O erro mais comum é tratar o conservadorismo, no Brasil e em todo o mundo, como uma doença do espírito, uma pneumopatologia como diria Eric Voegelin, e não uma opção política não apenas defensável, mas a epítome da prudência e do ceticismo político. Alexandre Borges via Gazeta do Povo:
Nas
eleições de 2014, Jair Messias Bolsonaro foi o deputado federal mais
votado do estado do Rio de Janeiro, recebendo 464.572 votos de eleitores
fluminenses (6,1% do total). Ele conquistou seu sétimo mandato
consecutivo no Congresso Nacional com quase quatro vezes mais votos que
obteve na eleição anterior, quando ficou em 11º lugar (1,5% dos votos). O
bolsonarismo, assim como o conservadorismo, não nasceu naquele ano, mas
sua votação inédita e expressiva mostrava que algo estava mudando na
política brasileira e no Brasil, um processo que ainda está em
andamento.
A
derrota de Donald Trump nas eleições de 2020 enterrou um odioso mercado
de livros que tentavam explicar o "nacional-populismo" ou a
"alt-right", mas não passavam, na melhor das hipóteses, de diatribes
ideológicas de um progressismo elitista, afetado e, na essência,
antidemocrático.

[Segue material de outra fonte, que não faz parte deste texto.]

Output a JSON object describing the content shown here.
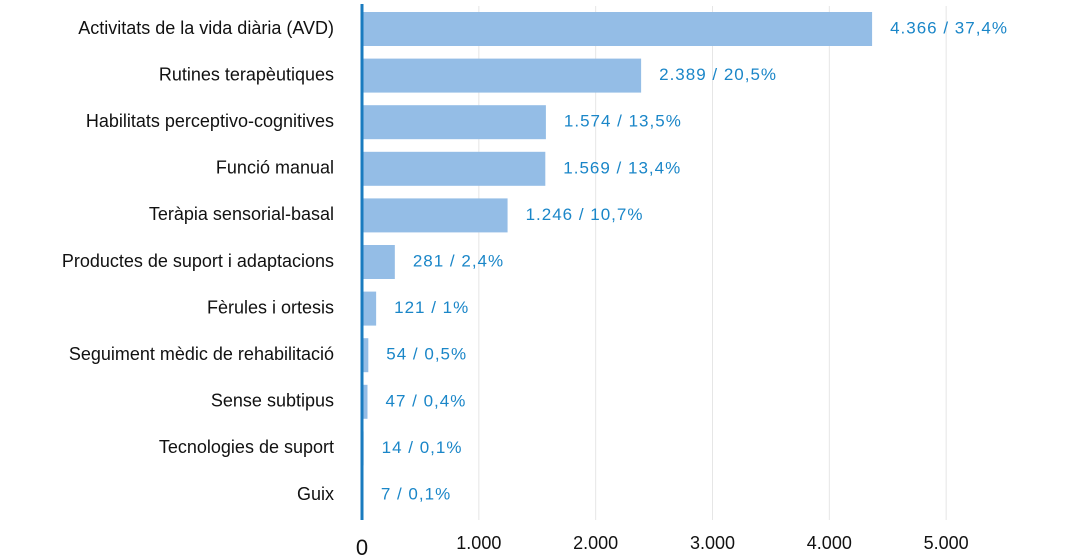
{
  "chart_data": {
    "type": "barh",
    "categories": [
      "Activitats de la vida diària (AVD)",
      "Rutines terapèutiques",
      "Habilitats perceptivo-cognitives",
      "Funció manual",
      "Teràpia sensorial-basal",
      "Productes de suport i adaptacions",
      "Fèrules i ortesis",
      "Seguiment mèdic de rehabilitació",
      "Sense subtipus",
      "Tecnologies de suport",
      "Guix"
    ],
    "values": [
      4366,
      2389,
      1574,
      1569,
      1246,
      281,
      121,
      54,
      47,
      14,
      7
    ],
    "value_labels": [
      "4.366 / 37,4%",
      "2.389 / 20,5%",
      "1.574 / 13,5%",
      "1.569 / 13,4%",
      "1.246 / 10,7%",
      "281 / 2,4%",
      "121 / 1%",
      "54 / 0,5%",
      "47 / 0,4%",
      "14 / 0,1%",
      "7 / 0,1%"
    ],
    "color": "#94bde6",
    "xlim": [
      0,
      6000
    ],
    "xticks": [
      0,
      {
        "value": 1000,
        "label": "1.000"
      },
      {
        "value": 2000,
        "label": "2.000"
      },
      {
        "value": 3000,
        "label": "3.000"
      },
      {
        "value": 4000,
        "label": "4.000"
      },
      {
        "value": 5000,
        "label": "5.000"
      }
    ],
    "grid": true
  }
}
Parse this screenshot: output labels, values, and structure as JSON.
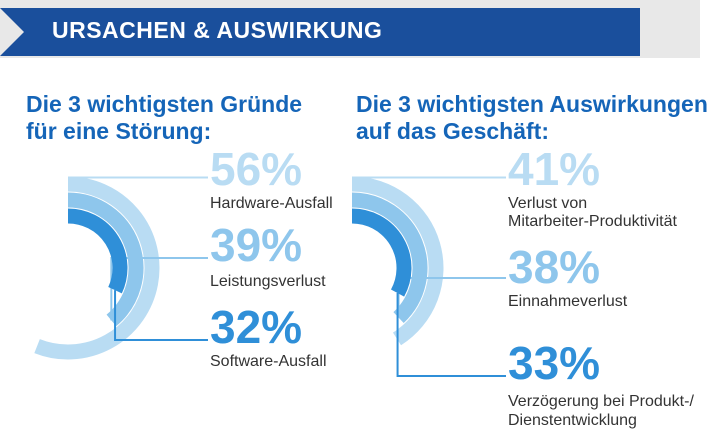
{
  "banner": {
    "title": "URSACHEN & AUSWIRKUNG"
  },
  "colors": {
    "banner": "#1a4f9c",
    "title": "#1565b8",
    "light": "#b9dcf3",
    "medium": "#8ec6ec",
    "dark": "#2f8fd8"
  },
  "chart_data": [
    {
      "type": "radial-bar",
      "title_line1": "Die 3 wichtigsten Gründe",
      "title_line2": "für eine Störung:",
      "items": [
        {
          "value": 56,
          "display": "56%",
          "label": "Hardware-Ausfall"
        },
        {
          "value": 39,
          "display": "39%",
          "label": "Leistungsverlust"
        },
        {
          "value": 32,
          "display": "32%",
          "label": "Software-Ausfall"
        }
      ]
    },
    {
      "type": "radial-bar",
      "title_line1": "Die 3 wichtigsten Auswirkungen",
      "title_line2": "auf das Geschäft:",
      "items": [
        {
          "value": 41,
          "display": "41%",
          "label_line1": "Verlust von",
          "label_line2": "Mitarbeiter-Produktivität"
        },
        {
          "value": 38,
          "display": "38%",
          "label_line1": "Einnahmeverlust",
          "label_line2": ""
        },
        {
          "value": 33,
          "display": "33%",
          "label_line1": "Verzögerung bei Produkt-/",
          "label_line2": "Dienstentwicklung"
        }
      ]
    }
  ]
}
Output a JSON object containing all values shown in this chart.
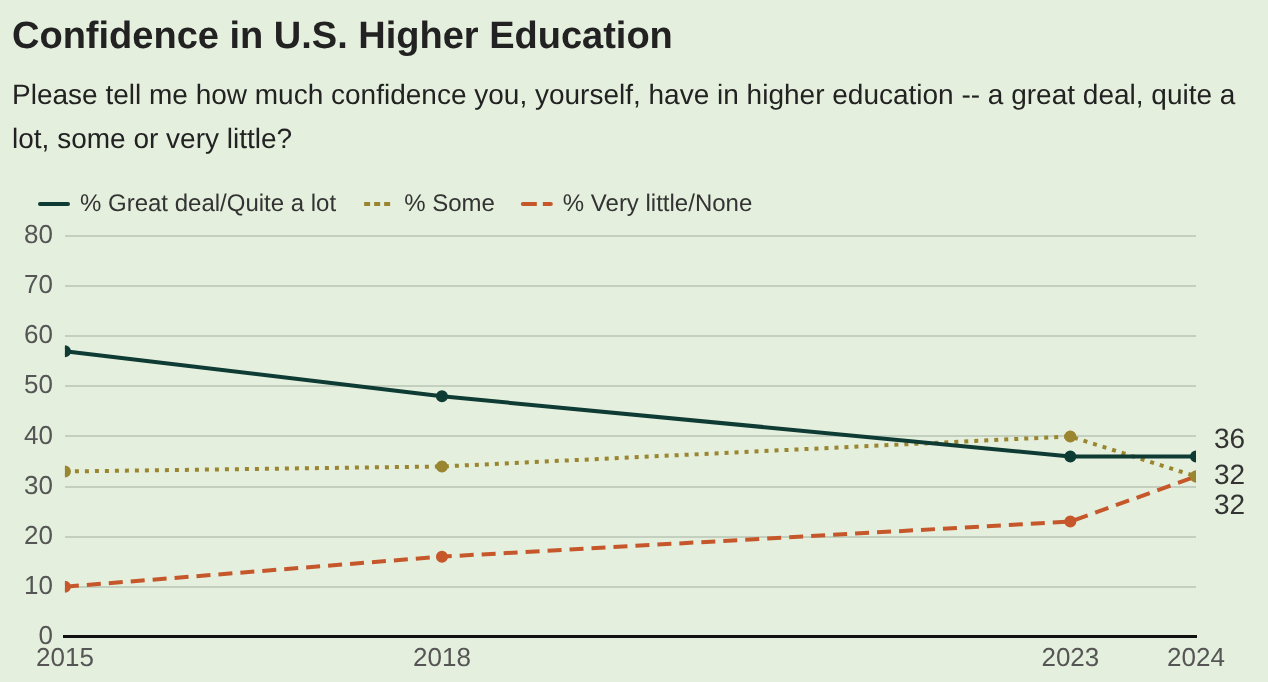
{
  "chart_data": {
    "type": "line",
    "title": "Confidence in U.S. Higher Education",
    "subtitle": "Please tell me how much confidence you, yourself, have in higher education -- a great deal, quite a lot, some or very little?",
    "x": [
      2015,
      2018,
      2023,
      2024
    ],
    "xlim": [
      2015,
      2024
    ],
    "xticks": [
      2015,
      2018,
      2023,
      2024
    ],
    "ylim": [
      0,
      80
    ],
    "yticks": [
      0,
      10,
      20,
      30,
      40,
      50,
      60,
      70,
      80
    ],
    "grid": "y",
    "legend": "top left",
    "marker": "circle",
    "series": [
      {
        "name": "% Great deal/Quite a lot",
        "color": "#0e3b33",
        "line_style": "solid",
        "values": [
          57,
          48,
          36,
          36
        ],
        "value_labels": [
          null,
          null,
          null,
          "36"
        ]
      },
      {
        "name": "% Some",
        "color": "#9a8530",
        "line_style": "dotted",
        "values": [
          33,
          34,
          40,
          32
        ],
        "value_labels": [
          null,
          null,
          null,
          "32"
        ]
      },
      {
        "name": "% Very little/None",
        "color": "#c6572b",
        "line_style": "dashed",
        "values": [
          10,
          16,
          23,
          32
        ],
        "value_labels": [
          null,
          null,
          null,
          "32"
        ]
      }
    ]
  }
}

Se você leu Como funciona o fascismo (Jason Stanley),
sabe exatamente do que estou falando.
Nem
tudo que foi lançado na época foi um equívoco constrangedor. Há
exceções honrosas de todos os lados. Desde o excelente e indispensável O
fim da classe média (Christophe Guilly), passando por Brexit (Roger
Scruton) até Por um populismo de esquerda (Chantal Mouffe), houve
autores que entenderam o que estava acontecendo, mas foram poucos. No
geral, apenas gritos histéricos de "o fascismo está chegando!", de
triste memória.
O
Brasil, que sempre chega atrasado nos modismos intelectuais, resolveu
ter sua parte nesse latifúndio editorial com livros igualmente infelizes
sobre a "nova direita", "novo integralismo" ou bolsonarismo, um
fenômeno que talvez ainda demande algum distanciamento para a elaboração
de teses minimamente críveis, originais e intelectualmente honestas. Se
mercados maduros ainda lutam para dispor títulos dignos de nota, o que
diremos do Bananão? É como procurar agulha em palheiros.
Um
dos melhores livros e o mais premonitório sobre os tempos atuais no
Brasil é, sem dúvida, A Imaginação Totalitária (Francisco Razzo),
escrito naquele longínquo 2014 que deu quase meio milhão de votos a
Bolsonaro e publicado no ano seguinte. O filósofo e colunista desta
Gazeta fez uma investigação séria, não ideológica, nada oportunista e
suprapartidária sobre o risco do pensamento totalizante e autoritário
que persiste no país e merece todos os aplausos, mas assim como
aconteceu com nos países desenvolvidos, foi uma vela quase solitária
acesa em meio a trevas.
Razzo
soube identificar com precisão a raiz das perversões políticas, assim
como Edmund Burke dois séculos antes e Michael Oakeshott há algumas
décadas, o perigo da política como "fé" ou "esperança", uma metafísica
que imanentizava a escatologia em substituição aos princípios cristãos
fundadores do que entendemos por Ocidente. O "paraíso na Terra", de
Marx, nada mais é do que isso.
O
erro mais comum é tratar o conservadorismo, no Brasil e em todo o
mundo, como uma doença do espírito, uma pneumopatologia como diria Eric
Voegelin, e não uma opção política não apenas defensável, mas a epítome
da prudência e do ceticismo político. Quem cai nessa esparrela busca
identificar o agente patogênico que produziu a enfermidade na alma do
paciente para depois propor, diretamente ou não, a cura. O autor
pretende, nestes casos, realizar um exorcismo político que tire daquele
corpo o patógeno maligno e devolva o paciente para o estado natural da
humanidade, ou o que entendem por progressismo. Patético, mas vende.
O
conservadorismo no Brasil nasceu em 26 de abril de 1500 (6 de maio, se
corrigido para o calendário atual), quando o Frei Henrique Soares de
Coimbra rezou nossa primeira missa, acompanhada por colonizadores e
indígenas, no sul da Bahia. Quando a cruz de Cristo se levantou pela
primeira vez "ao som do mar e à luz do céu profundo" deste berço
esplêndido, num domingo de Páscoa, e uma homilia católica foi proferida,
este solo foi batizado e começamos a história propriamente dita do que
viria a ser este país. E nada indica que a metafísica cristã, fonte
originária do conservadorismo, vai nos abandonar. Amém.